Novos ataques em Cabo Delgado são "pré-aviso" ao Governo
1 de março de 2021Um grupo armado invadiu e matou residentes da aldeia costeira de Quirinde, norte de Moçambique, na noite de sexta-feira (26.02), afirmam várias fontes locais. Seguiu-se outro ataque, durante a noite deste sábado, na mesma zona, contra o posto fronteiriço de Namoto entre Moçambique e a Tanzânia, junto ao rio Rovuma, acrescentaram, sem outros dados disponíveis.
Com as duas incursões contra Quirinde e Namoto, este passou a ser o segundo fim-de-semana consecutivo de ataques na área do posto administrativo de Quionga, zona costeira onde até agora não havia registo de incursões dos grupos armados que há três anos aterrorizam Cabo Delgado.
Quionga tem acesso por mar e por uma estrada em terra batida, situando-se 20 quilómetros a norte de Palma, vila e sede de distrito que acolhe o megaprojeto de exploração de gás natural do Rovuma, maior investimento privado de África.
Ouvido pela DW África, Alberto Ferreira, deputado da RENAMO, maior partido da oposição moçambicana, diz que a situação é grave e que os megaprojetos estão "muito ameaçados", condenando a atuação do Governo, que acusa de agir sem o aval do Parlamento, nomeadamente, na contratação de mercenários sul-africanos para combater os terroristas.
O também académico e docente da Universidade Eduardo Mondlane, especialista em Relações Internacionais e Ciências Políticas, levanta mesmo a hipótese de "dirigentes do Governo" estarem envolvidos no conflito para "ganhos pessoais".
DW África: O que está a contecer em Cabo Delgado é grave? O Estado moçambicano arrisca-se a perder o controlo da situação? Soube-se hoje que os terroristas isolaram o distrito de Palma e que a população se queixa de fome...
Alberto Ferreira (AF): O que está a acontecer em Cabo Delgado é grave, porque todos os empreendimentos e projetos de mega-empresas multinacionais que têm interesses na exploração do gás encontram-se já em dificuldades para poderem começar os seus trabalhos.
DW África: São os interesses do gás que estão por trás deste conflito?

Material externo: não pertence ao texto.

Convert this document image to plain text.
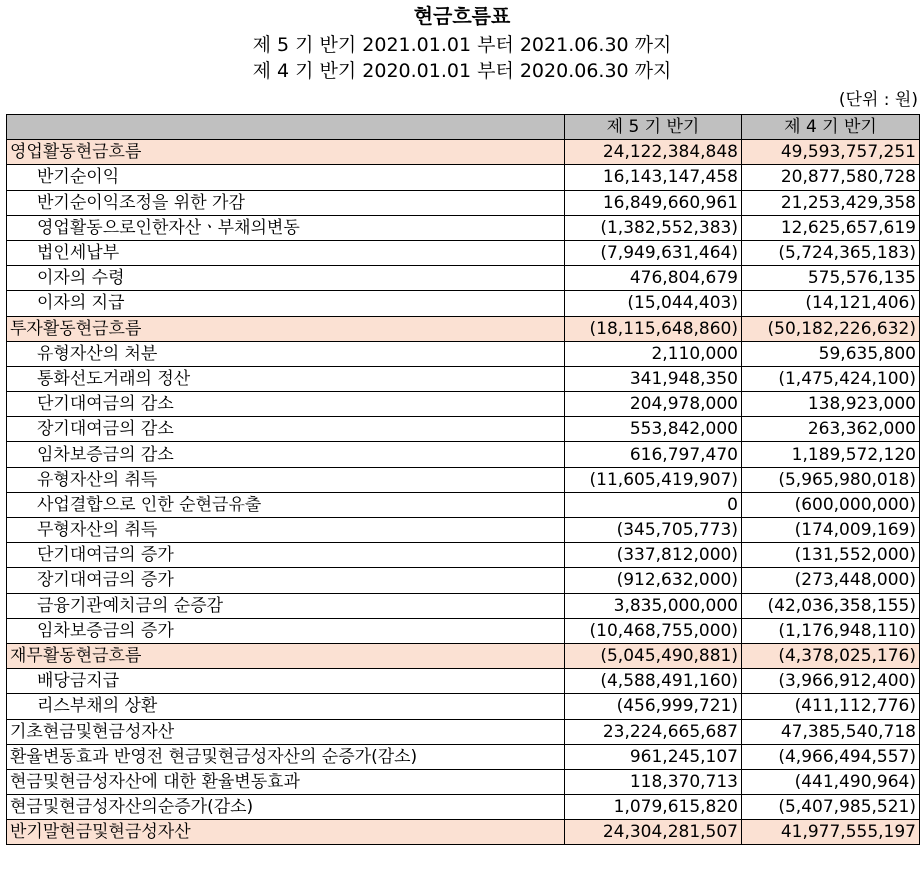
현금흐름표
제 5 기 반기 2021.01.01 부터 2021.06.30 까지
제 4 기 반기 2020.01.01 부터 2020.06.30 까지
(단위 : 원)
	제 5 기 반기	제 4 기 반기
영업활동현금흐름	24,122,384,848	49,593,757,251
반기순이익	16,143,147,458	20,877,580,728
반기순이익조정을 위한 가감	16,849,660,961	21,253,429,358
영업활동으로인한자산ㆍ부채의변동	(1,382,552,383)	12,625,657,619
법인세납부	(7,949,631,464)	(5,724,365,183)
이자의 수령	476,804,679	575,576,135
이자의 지급	(15,044,403)	(14,121,406)
투자활동현금흐름	(18,115,648,860)	(50,182,226,632)
유형자산의 처분	2,110,000	59,635,800
통화선도거래의 정산	341,948,350	(1,475,424,100)
단기대여금의 감소	204,978,000	138,923,000
장기대여금의 감소	553,842,000	263,362,000
임차보증금의 감소	616,797,470	1,189,572,120
유형자산의 취득	(11,605,419,907)	(5,965,980,018)
사업결합으로 인한 순현금유출	0	(600,000,000)
무형자산의 취득	(345,705,773)	(174,009,169)
단기대여금의 증가	(337,812,000)	(131,552,000)
장기대여금의 증가	(912,632,000)	(273,448,000)
금융기관예치금의 순증감	3,835,000,000	(42,036,358,155)
임차보증금의 증가	(10,468,755,000)	(1,176,948,110)
재무활동현금흐름	(5,045,490,881)	(4,378,025,176)
배당금지급	(4,588,491,160)	(3,966,912,400)
리스부채의 상환	(456,999,721)	(411,112,776)
기초현금및현금성자산	23,224,665,687	47,385,540,718
환율변동효과 반영전 현금및현금성자산의 순증가(감소)	961,245,107	(4,966,494,557)
현금및현금성자산에 대한 환율변동효과	118,370,713	(441,490,964)
현금및현금성자산의순증가(감소)	1,079,615,820	(5,407,985,521)
반기말현금및현금성자산	24,304,281,507	41,977,555,197
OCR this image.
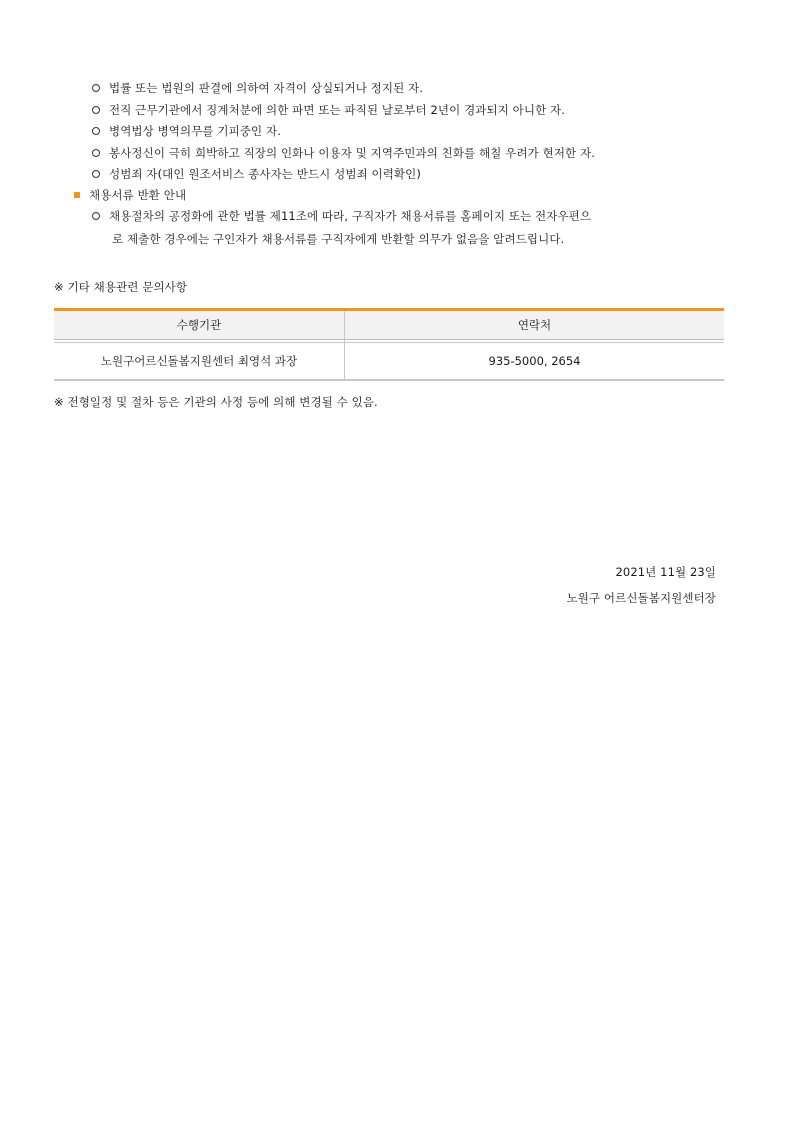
법률 또는 법원의 판결에 의하여 자격이 상실되거나 정지된 자.
전직 근무기관에서 징계처분에 의한 파면 또는 파직된 날로부터 2년이 경과되지 아니한 자.
병역법상 병역의무를 기피중인 자.
봉사정신이 극히 희박하고 직장의 인화나 이용자 및 지역주민과의 친화를 해칠 우려가 현저한 자.
성범죄 자(대인 원조서비스 종사자는 반드시 성범죄 이력확인)
채용서류 반환 안내
채용절차의 공정화에 관한 법률 제11조에 따라, 구직자가 채용서류를 홈페이지 또는 전자우편으
로 제출한 경우에는 구인자가 채용서류를 구직자에게 반환할 의무가 없음을 알려드립니다.
※ 기타 채용관련 문의사항
수행기관	연락처

노원구어르신돌봄지원센터 최영석 과장	935-5000, 2654
※ 전형일정 및 절차 등은 기관의 사정 등에 의해 변경될 수 있음.
2021년 11월 23일
노원구 어르신돌봄지원센터장
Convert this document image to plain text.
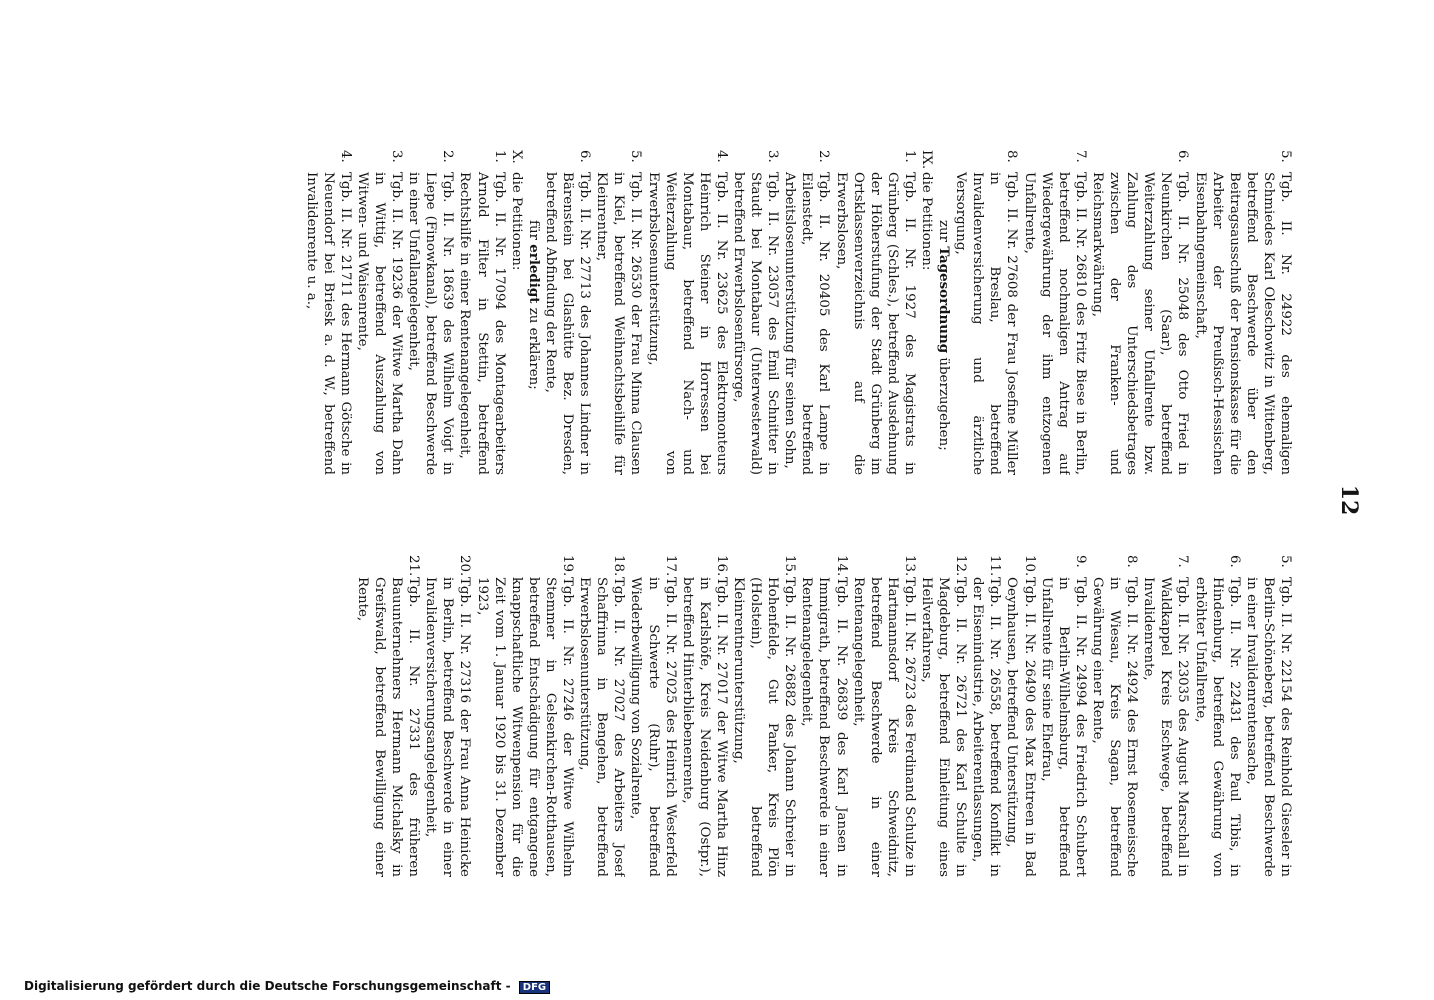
12

5.
Tgb. II. Nr. 24922 des ehemaligen Schmiedes Karl Oleschowitz in Wittenberg, betreffend Beschwerde über den Beitragsausschuß der Pensionskasse für die Arbeiter der Preußisch-Hessischen Eisenbahngemeinschaft,

6.
Tgb. II. Nr. 25048 des Otto Fried in Neunkirchen (Saar), betreffend Weiterzahlung seiner Unfallrente bzw. Zahlung des Unterschiedsbetrages zwischen der Franken- und Reichsmarkwährung,

7.
Tgb. II. Nr. 26810 des Fritz Biese in Berlin, betreffend nochmaligen Antrag auf Wiedergewährung der ihm entzogenen Unfallrente,

8.
Tgb. II. Nr. 27608 der Frau Josefine Müller in Breslau, betreffend Invalidenversicherung und ärztliche Versorgung,

zur Tagesordnung überzugehen;

IX.
die Petitionen:

1.
Tgb. II. Nr. 1927 des Magistrats in Grünberg (Schles.), betreffend Ausdehnung der Höherstufung der Stadt Grünberg im Ortsklassenverzeichnis auf die Erwerbslosen,

2.
Tgb. II. Nr. 20405 des Karl Lampe in Eilenstedt, betreffend Arbeitslosenunterstützung für seinen Sohn,

3.
Tgb. II. Nr. 23057 des Emil Schnitter in Staudt bei Montabaur (Unterwesterwald) betreffend Erwerbslosenfürsorge,

4.
Tgb. II. Nr. 23625 des Elektromonteurs Heinrich Steiner in Horressen bei Montabaur, betreffend Nach- und Weiterzahlung von Erwerbslosenunterstützung,

5.
Tgb. II. Nr. 26530 der Frau Minna Clausen in Kiel, betreffend Weihnachtsbeihilfe für Kleinrentner,

6.
Tgb. II. Nr. 27713 des Johannes Lindner in Bärenstein bei Glashütte Bez. Dresden, betreffend Abfindung der Rente,

für erledigt zu erklären;

X.
die Petitionen:

1.
Tgb. II. Nr. 17094 des Montagearbeiters Arnold Filter in Stettin, betreffend Rechtshilfe in einer Rentenangelegenheit,

2.
Tgb. II. Nr. 18639 des Wilhelm Voigt in Liepe (Finowkanal), betreffend Beschwerde in einer Unfallangelegenheit,

3.
Tgb. II. Nr. 19236 der Witwe Martha Dahn in Wittig, betreffend Auszahlung von Witwen- und Waisenrente,

4.
Tgb. II. Nr. 21711 des Hermann Götsche in Neuendorf bei Briesk a. d. W., betreffend Invalidenrente u. a.,

5.
Tgb. II. Nr. 22154 des Reinhold Gieseler in Berlin-Schöneberg, betreffend Beschwerde in einer Invalidenrentensache,

6.
Tgb. II. Nr. 22431 des Paul Tibis, in Hindenburg, betreffend Gewährung von erhöhter Unfallrente,

7.
Tgb. II. Nr. 23035 des August Marschall in Waldkappel Kreis Eschwege, betreffend Invalidenrente,

8.
Tgb. II. Nr. 24924 des Ernst Rosemeissche in Wiesau, Kreis Sagan, betreffend Gewährung einer Rente,

9.
Tgb. II. Nr. 24994 des Friedrich Schubert in Berlin-Wilhelmsburg, betreffend Unfallrente für seine Ehefrau,

10.
Tgb. II. Nr. 26490 des Max Entreen in Bad Oeynhausen, betreffend Unterstützung,

11.
Tgb. II. Nr. 26558, betreffend Konflikt in der Eisenindustrie, Arbeiterentlassungen,

12.
Tgb. II. Nr. 26721 des Karl Schulte in Magdeburg, betreffend Einleitung eines Heilverfahrens,

13.
Tgb. II. Nr. 26723 des Ferdinand Schulze in Hartmannsdorf Kreis Schweidnitz, betreffend Beschwerde in einer Rentenangelegenheit,

14.
Tgb. II. Nr. 26839 des Karl Jansen in Immigrath, betreffend Beschwerde in einer Rentenangelegenheit,

15.
Tgb. II. Nr. 26882 des Johann Schreier in Hohenfelde, Gut Panker, Kreis Plön (Holstein), betreffend Kleinrentnerunterstützung,

16.
Tgb. II. Nr. 27017 der Witwe Martha Hinz in Karlshöfe, Kreis Neidenburg (Ostpr.), betreffend Hinterbliebenenrente,

17.
Tgb. II. Nr. 27025 des Heinrich Westerfeld in Schwerte (Ruhr), betreffend Wiederbewilligung von Sozialrente,

18.
Tgb. II. Nr. 27027 des Arbeiters Josef Schaffrinna in Bengehen, betreffend Erwerbslosenunterstützung,

19.
Tgb. II. Nr. 27246 der Witwe Wilhelm Stemmer in Gelsenkirchen-Rotthausen, betreffend Entschädigung für entgangene knappschaftliche Witwenpension für die Zeit vom 1. Januar 1920 bis 31. Dezember 1923,

20.
Tgb. II. Nr. 27316 der Frau Anna Heinicke in Berlin, betreffend Beschwerde in einer Invalidenversicherungsangelegenheit,

21.
Tgb. II. Nr. 27331 des früheren Bauunternehmers Hermann Michalsky in Greifswald, betreffend Bewilligung einer Rente,

Digitalisierung gefördert durch die Deutsche Forschungsgemeinschaft - DFG
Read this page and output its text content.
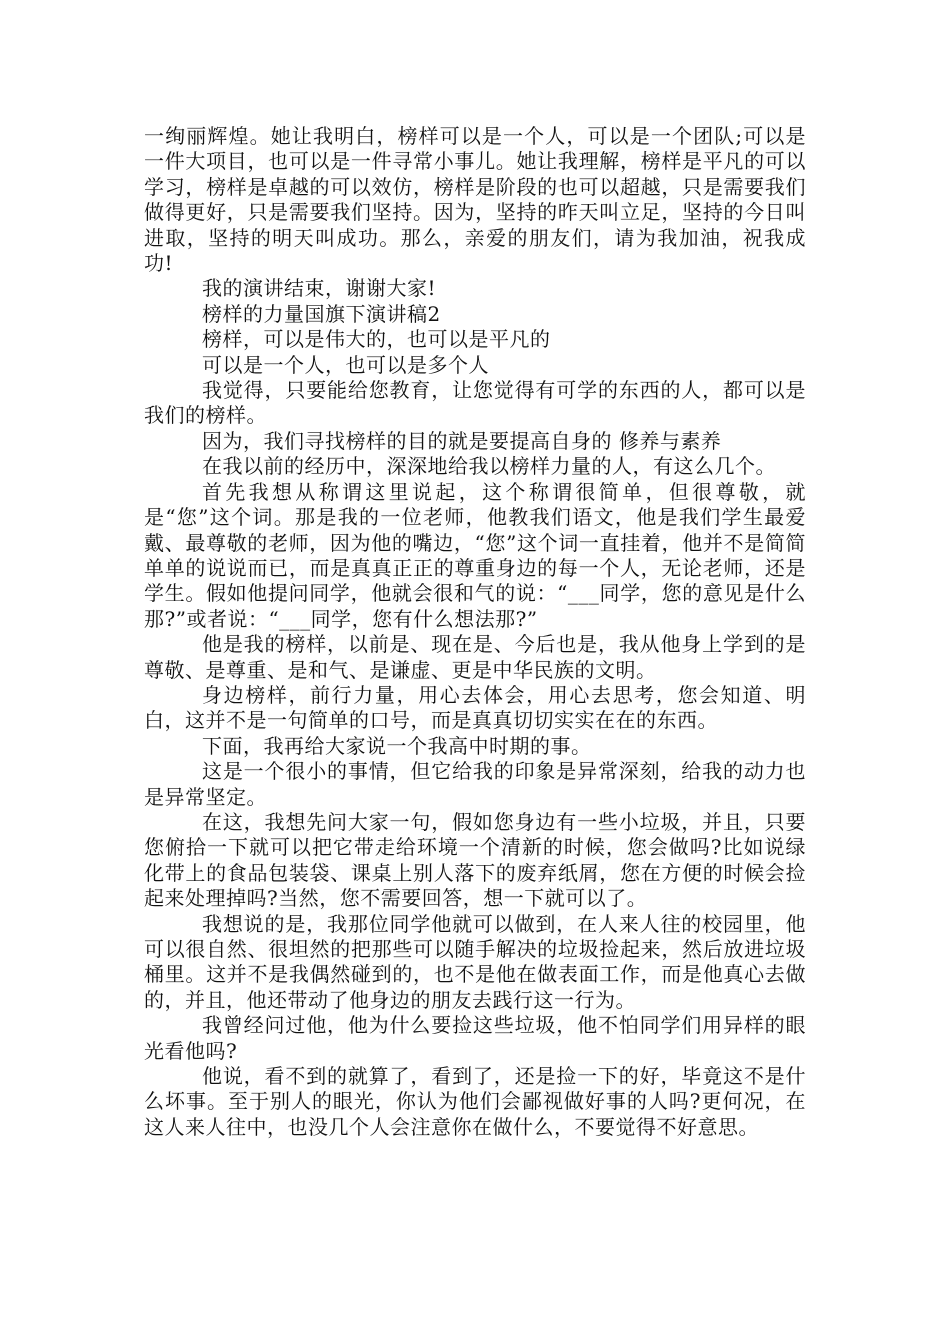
一绚丽辉煌。她让我明白，榜样可以是一个人，可以是一个团队;可以是一件大项目，也可以是一件寻常小事儿。她让我理解，榜样是平凡的可以学习，榜样是卓越的可以效仿，榜样是阶段的也可以超越，只是需要我们做得更好，只是需要我们坚持。因为，坚持的昨天叫立足，坚持的今日叫进取，坚持的明天叫成功。那么，亲爱的朋友们，请为我加油，祝我成功!

我的演讲结束，谢谢大家!

榜样的力量国旗下演讲稿2

榜样，可以是伟大的，也可以是平凡的

可以是一个人，也可以是多个人

我觉得，只要能给您教育，让您觉得有可学的东西的人，都可以是我们的榜样。

因为，我们寻找榜样的目的就是要提高自身的 修养与素养

在我以前的经历中，深深地给我以榜样力量的人，有这么几个。

首先我想从称谓这里说起，这个称谓很简单，但很尊敬，就是“您”这个词。那是我的一位老师，他教我们语文，他是我们学生最爱戴、最尊敬的老师，因为他的嘴边，“您”这个词一直挂着，他并不是简简单单的说说而已，而是真真正正的尊重身边的每一个人，无论老师，还是学生。假如他提问同学，他就会很和气的说：“___同学，您的意见是什么那?”或者说：“___同学，您有什么想法那?”

他是我的榜样，以前是、现在是、今后也是，我从他身上学到的是尊敬、是尊重、是和气、是谦虚、更是中华民族的文明。

身边榜样，前行力量，用心去体会，用心去思考，您会知道、明白，这并不是一句简单的口号，而是真真切切实实在在的东西。

下面，我再给大家说一个我高中时期的事。

这是一个很小的事情，但它给我的印象是异常深刻，给我的动力也是异常坚定。

在这，我想先问大家一句，假如您身边有一些小垃圾，并且，只要您俯拾一下就可以把它带走给环境一个清新的时候，您会做吗?比如说绿化带上的食品包装袋、课桌上别人落下的废弃纸屑，您在方便的时候会捡起来处理掉吗?当然，您不需要回答，想一下就可以了。

我想说的是，我那位同学他就可以做到，在人来人往的校园里，他可以很自然、很坦然的把那些可以随手解决的垃圾捡起来，然后放进垃圾桶里。这并不是我偶然碰到的，也不是他在做表面工作，而是他真心去做的，并且，他还带动了他身边的朋友去践行这一行为。

我曾经问过他，他为什么要捡这些垃圾，他不怕同学们用异样的眼光看他吗?

他说，看不到的就算了，看到了，还是捡一下的好，毕竟这不是什么坏事。至于别人的眼光，你认为他们会鄙视做好事的人吗?更何况，在这人来人往中，也没几个人会注意你在做什么，不要觉得不好意思。
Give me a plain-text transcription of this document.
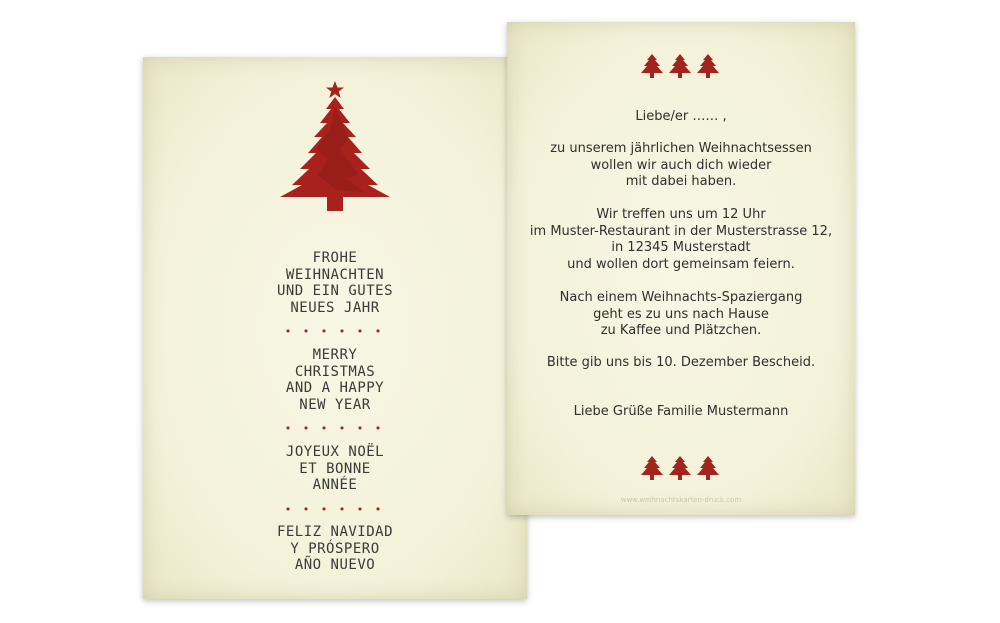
FROHE
WEIHNACHTEN
UND EIN GUTES
NEUES JAHR
• • • • • •
MERRY
CHRISTMAS
AND A HAPPY
NEW YEAR
• • • • • •
JOYEUX NOËL
ET BONNE
ANNÉE
• • • • • •
FELIZ NAVIDAD
Y PRÓSPERO
AÑO NUEVO
Liebe/er …… ,
zu unserem jährlichen Weihnachtsessen
wollen wir auch dich wieder
mit dabei haben.
Wir treffen uns um 12 Uhr
im Muster-Restaurant in der Musterstrasse 12,
in 12345 Musterstadt
und wollen dort gemeinsam feiern.
Nach einem Weihnachts-Spaziergang
geht es zu uns nach Hause
zu Kaffee und Plätzchen.
Bitte gib uns bis 10. Dezember Bescheid.
Liebe Grüße Familie Mustermann
www.weihnachtskarten-druck.com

AF: Fala-se e sabe-se que são 'jihadistas', o Estado Islâmico, que têm algum interesse em implementar o 'jihadismo' através do terror e da guerra. Agora, há uma questão muito clara para muitos moçambicanos: o gás começa a interessar primeiro à elite moçambicana e este facto deixa pouco a duvidar de que entre os primeiros interessados na guerra podem estar os dirigentes do Governo que, através da guerra, podem ter ganhos pessoais. Já há conflitos de interesse entre os membros do Governo sobre quem pode fornecer os serviços às empresas.
DW África: Considera que o projeto de Gás Natural Liquefeito - LNG, no Rovuma, está ameaçado?
AF: Os projetos estão, sinceramente, muito ameaçados. Este é um pré-aviso para que o Estado moçambicano, particularmente o Governo, assuma e reflita efetivamente sobre estratégias para combater o terrorismo em Moçambique.
DW África: Porque é que o Governo aposta em mercenários estrangeiros em detrimento do apoio oficial de países vizinhos e europeus?
AF: Moçambique teve muitas propostas de Estados consistentes, de Estados sérios, para ajudar. Estamos a falar de França, de Portugal - que enviou o ministro dos Negócios Estrangeiros para Moçambique abrir as mãos e ser apoiado do ponto de vista logístico, inclusive para preparar os soldados moçambicanos para enfrentarem a guerra. O que acontece é que Moçambique vai preferir os mercenários sul-africanos. E nenhum país já se salvou dos mercenários.
DW África: O Governo moçambicano tem cooperado com a oposição e a sociedade civil na resolução deste conflito?
AF: O Governo não foi autorizado nem pelo Parlamento. Devia ser o Parlamento a permitir esta guerra, a dizer que nós vamos contratar mercenários. Nada disto está a ser feito.
DW África: A questão já chegou ao Parlamento alemão. O grupo parlamentar do partido Os Verdes, na oposição, questionou o Governo alemão, acusando-o e à União Europeia de inação, não intervindo diplomaticamente junto do Governo de Moçambique no sentido de encontrar uma solução. Como é que acha que os países europeus deveriam agir?
AF: A Alemanha é sempre o líder dentro da Europa e, hoje, distancia-se e não se pronuncia efetivamente. Temos Portugal e França que se pronunciaram e a Alemanha ainda não. Fico contente por saber que Os Verdes questionaram esta inação.